En prenant connaissance des résultats du premier tour des législatives, dimanche soir, on en venait à penser que c’était avec précipitation que la campagne avait été jugée terne et sans relief. Les scores réalisés par les séides du président antérieur faisaient affluer la joie et les belles perspectives de justice sociale pour les temps à venir. A Hénin-Beaumont, hélas, une autre scène se jouait.
Le candidat de la gauche est à la fois victime de l’intransigeance du Parti socialiste, de sa première secrétaire principalement, et de son parachutage autodéterminé. La culture hégémonique des socialistes s’exprime par le sentiment supérieur d’une pensée unique. Elle fonctionne en deux mouvements : il n’est de gauche que nous-mêmes et nous nous suffisons à nous-mêmes. Si Jean-Luc Mélenchon quitte la scène par une porte latérale, ce n’est ni dans la honte ni dans l’absence de panache. Dans une allocution devant ses partisans, il expliquait sa défaite par l’attitude du Front national qui a « vampirisé » la droite.
Naguère, il était courant d’entendre dire que le président d’avant avait siphonné les voix du Front national. Le siphonage était une notion employée indûment puisque l’un et l’autre appartenaient au même tonneau. C'est une allusion à une mécanique des fluides. Vampiriser rend compte à la fois du transfert des voix et de la dilution des valeurs républicaines. Le phénomène de vampirisme ne se rencontre pas seulement dans les récits folkloriques de Transylvanie. Cette attitude faite de séduction, d’autorité, de peur, de manipulation existe dans le monde du travail, dans les relations entre collègues, dans la vie de famille voire dans la vie amoureuse. Dans tous ces registres, elle vise à prendre le contrôle de l’autre, à lui faire perdre pied pour mieux le dominer. En étant « vampirisée », la droite n’est plus à même de repérer, décoder, expliquer les séductions toxiques du Front national. La vampirisation affecte sa composante républicaine. Elle perd ses repères et se laisse aller à ses obsessions passées.

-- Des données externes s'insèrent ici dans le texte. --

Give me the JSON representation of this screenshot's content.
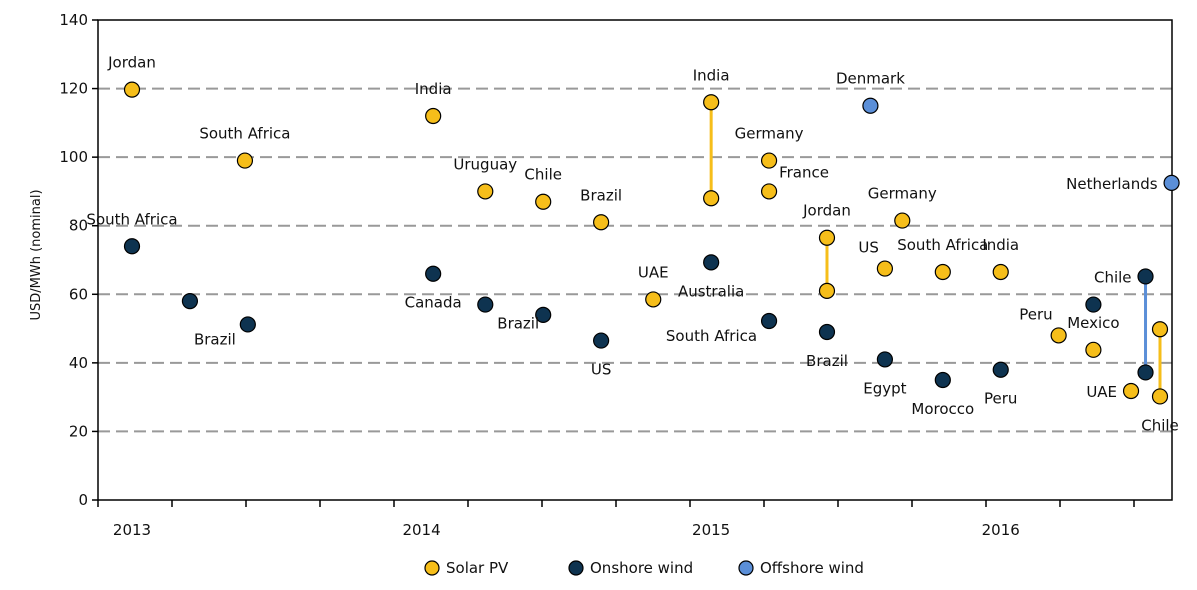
{
  "chart_data": {
    "type": "scatter",
    "title": "",
    "xlabel": "",
    "ylabel": "USD/MWh (nominal)",
    "ylim": [
      0,
      140
    ],
    "yticks": [
      0,
      20,
      40,
      60,
      80,
      100,
      120,
      140
    ],
    "xlim": [
      2013.0,
      2016.55
    ],
    "xticks": [
      {
        "label": "2013",
        "x": 2013.0
      },
      {
        "label": "2014",
        "x": 2014.0
      },
      {
        "label": "2015",
        "x": 2015.0
      },
      {
        "label": "2016",
        "x": 2016.0
      }
    ],
    "grid": "horizontal dashed",
    "legend_position": "bottom",
    "colors": {
      "Solar PV": "#F6BE1A",
      "Onshore wind": "#0E3350",
      "Offshore wind": "#5B8FD8",
      "solar_range": "#F6BE1A",
      "wind_range": "#5B8FD8",
      "grid": "#999999"
    },
    "series": [
      {
        "name": "Solar PV",
        "points": [
          {
            "label": "Jordan",
            "x": 2013.0,
            "y": 119.7
          },
          {
            "label": "South Africa",
            "x": 2013.39,
            "y": 99
          },
          {
            "label": "India",
            "x": 2014.04,
            "y": 112
          },
          {
            "label": "Uruguay",
            "x": 2014.22,
            "y": 90
          },
          {
            "label": "Chile",
            "x": 2014.42,
            "y": 87
          },
          {
            "label": "Brazil",
            "x": 2014.62,
            "y": 81
          },
          {
            "label": "UAE",
            "x": 2014.8,
            "y": 58.5
          },
          {
            "label": "India",
            "x": 2015.0,
            "y": 116
          },
          {
            "label": "",
            "x": 2015.0,
            "y": 88
          },
          {
            "label": "Germany",
            "x": 2015.2,
            "y": 99
          },
          {
            "label": "France",
            "x": 2015.2,
            "y": 90
          },
          {
            "label": "Jordan",
            "x": 2015.4,
            "y": 76.5
          },
          {
            "label": "",
            "x": 2015.4,
            "y": 61
          },
          {
            "label": "US",
            "x": 2015.6,
            "y": 67.5
          },
          {
            "label": "Germany",
            "x": 2015.66,
            "y": 81.5
          },
          {
            "label": "South Africa",
            "x": 2015.8,
            "y": 66.5
          },
          {
            "label": "India",
            "x": 2016.0,
            "y": 66.5
          },
          {
            "label": "Peru",
            "x": 2016.2,
            "y": 48
          },
          {
            "label": "Mexico",
            "x": 2016.32,
            "y": 43.8
          },
          {
            "label": "UAE",
            "x": 2016.45,
            "y": 31.8
          },
          {
            "label": "",
            "x": 2016.55,
            "y": 49.8
          },
          {
            "label": "Chile",
            "x": 2016.55,
            "y": 30.2
          }
        ]
      },
      {
        "name": "Onshore wind",
        "points": [
          {
            "label": "South Africa",
            "x": 2013.0,
            "y": 74
          },
          {
            "label": "",
            "x": 2013.2,
            "y": 58
          },
          {
            "label": "Brazil",
            "x": 2013.4,
            "y": 51.2
          },
          {
            "label": "Canada",
            "x": 2014.04,
            "y": 66
          },
          {
            "label": "Brazil",
            "x": 2014.22,
            "y": 57
          },
          {
            "label": "",
            "x": 2014.42,
            "y": 54
          },
          {
            "label": "US",
            "x": 2014.62,
            "y": 46.5
          },
          {
            "label": "Australia",
            "x": 2015.0,
            "y": 69.3
          },
          {
            "label": "South Africa",
            "x": 2015.2,
            "y": 52.2
          },
          {
            "label": "Brazil",
            "x": 2015.4,
            "y": 49
          },
          {
            "label": "Egypt",
            "x": 2015.6,
            "y": 41
          },
          {
            "label": "Morocco",
            "x": 2015.8,
            "y": 35
          },
          {
            "label": "Peru",
            "x": 2016.0,
            "y": 38
          },
          {
            "label": "",
            "x": 2016.32,
            "y": 57
          },
          {
            "label": "Chile",
            "x": 2016.5,
            "y": 65.2
          },
          {
            "label": "",
            "x": 2016.5,
            "y": 37.2
          }
        ]
      },
      {
        "name": "Offshore wind",
        "points": [
          {
            "label": "Denmark",
            "x": 2015.55,
            "y": 115
          },
          {
            "label": "Netherlands",
            "x": 2016.59,
            "y": 92.5
          }
        ]
      }
    ],
    "ranges": [
      {
        "x": 2015.0,
        "y1": 88,
        "y2": 116,
        "kind": "solar_range"
      },
      {
        "x": 2015.4,
        "y1": 61,
        "y2": 76.5,
        "kind": "solar_range"
      },
      {
        "x": 2016.5,
        "y1": 37.2,
        "y2": 65.2,
        "kind": "wind_range"
      },
      {
        "x": 2016.55,
        "y1": 30.2,
        "y2": 49.8,
        "kind": "solar_range"
      }
    ],
    "annotations": [
      {
        "text": "Jordan",
        "x": 2013.0,
        "y": 119.7,
        "pos": "above"
      },
      {
        "text": "South Africa",
        "x": 2013.39,
        "y": 99,
        "pos": "above"
      },
      {
        "text": "India",
        "x": 2014.04,
        "y": 112,
        "pos": "above"
      },
      {
        "text": "Uruguay",
        "x": 2014.22,
        "y": 90,
        "pos": "above"
      },
      {
        "text": "Chile",
        "x": 2014.42,
        "y": 87,
        "pos": "above"
      },
      {
        "text": "Brazil",
        "x": 2014.62,
        "y": 81,
        "pos": "above"
      },
      {
        "text": "UAE",
        "x": 2014.8,
        "y": 58.5,
        "pos": "above"
      },
      {
        "text": "India",
        "x": 2015.0,
        "y": 116,
        "pos": "above"
      },
      {
        "text": "Germany",
        "x": 2015.2,
        "y": 99,
        "pos": "above"
      },
      {
        "text": "France",
        "x": 2015.2,
        "y": 90,
        "pos": "upright"
      },
      {
        "text": "Jordan",
        "x": 2015.4,
        "y": 76.5,
        "pos": "above"
      },
      {
        "text": "US",
        "x": 2015.6,
        "y": 67.5,
        "pos": "upleft"
      },
      {
        "text": "Germany",
        "x": 2015.66,
        "y": 81.5,
        "pos": "above"
      },
      {
        "text": "South Africa",
        "x": 2015.8,
        "y": 66.5,
        "pos": "above"
      },
      {
        "text": "India",
        "x": 2016.0,
        "y": 66.5,
        "pos": "above"
      },
      {
        "text": "Peru",
        "x": 2016.2,
        "y": 48,
        "pos": "upleft"
      },
      {
        "text": "Mexico",
        "x": 2016.32,
        "y": 43.8,
        "pos": "above"
      },
      {
        "text": "UAE",
        "x": 2016.45,
        "y": 31.8,
        "pos": "left"
      },
      {
        "text": "Chile",
        "x": 2016.55,
        "y": 30.2,
        "pos": "below"
      },
      {
        "text": "South Africa",
        "x": 2013.0,
        "y": 74,
        "pos": "above"
      },
      {
        "text": "Brazil",
        "x": 2013.4,
        "y": 51.2,
        "pos": "downleft"
      },
      {
        "text": "Canada",
        "x": 2014.04,
        "y": 66,
        "pos": "below"
      },
      {
        "text": "Brazil",
        "x": 2014.22,
        "y": 57,
        "pos": "downright"
      },
      {
        "text": "US",
        "x": 2014.62,
        "y": 46.5,
        "pos": "below"
      },
      {
        "text": "Australia",
        "x": 2015.0,
        "y": 69.3,
        "pos": "below"
      },
      {
        "text": "South Africa",
        "x": 2015.2,
        "y": 52.2,
        "pos": "downleft"
      },
      {
        "text": "Brazil",
        "x": 2015.4,
        "y": 49,
        "pos": "below"
      },
      {
        "text": "Egypt",
        "x": 2015.6,
        "y": 41,
        "pos": "below"
      },
      {
        "text": "Morocco",
        "x": 2015.8,
        "y": 35,
        "pos": "below"
      },
      {
        "text": "Peru",
        "x": 2016.0,
        "y": 38,
        "pos": "below"
      },
      {
        "text": "Chile",
        "x": 2016.5,
        "y": 65.2,
        "pos": "left"
      },
      {
        "text": "Denmark",
        "x": 2015.55,
        "y": 115,
        "pos": "above"
      },
      {
        "text": "Netherlands",
        "x": 2016.59,
        "y": 92.5,
        "pos": "left"
      }
    ]
  }
}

La vampirisation est une arme qui fait des dégâts. Elle absorbe et détruit les valeurs républicaines. Elle dévitalise la démocratie. A avoir trop flirté au cours des cinq années écoulées avec les thématiques dures, la droite ne reconnaît pas la ligne où commence l’inacceptable. Il était bon que cela fût rappelé par une image qui ne relève pas seulement du cinéma d'épouvante.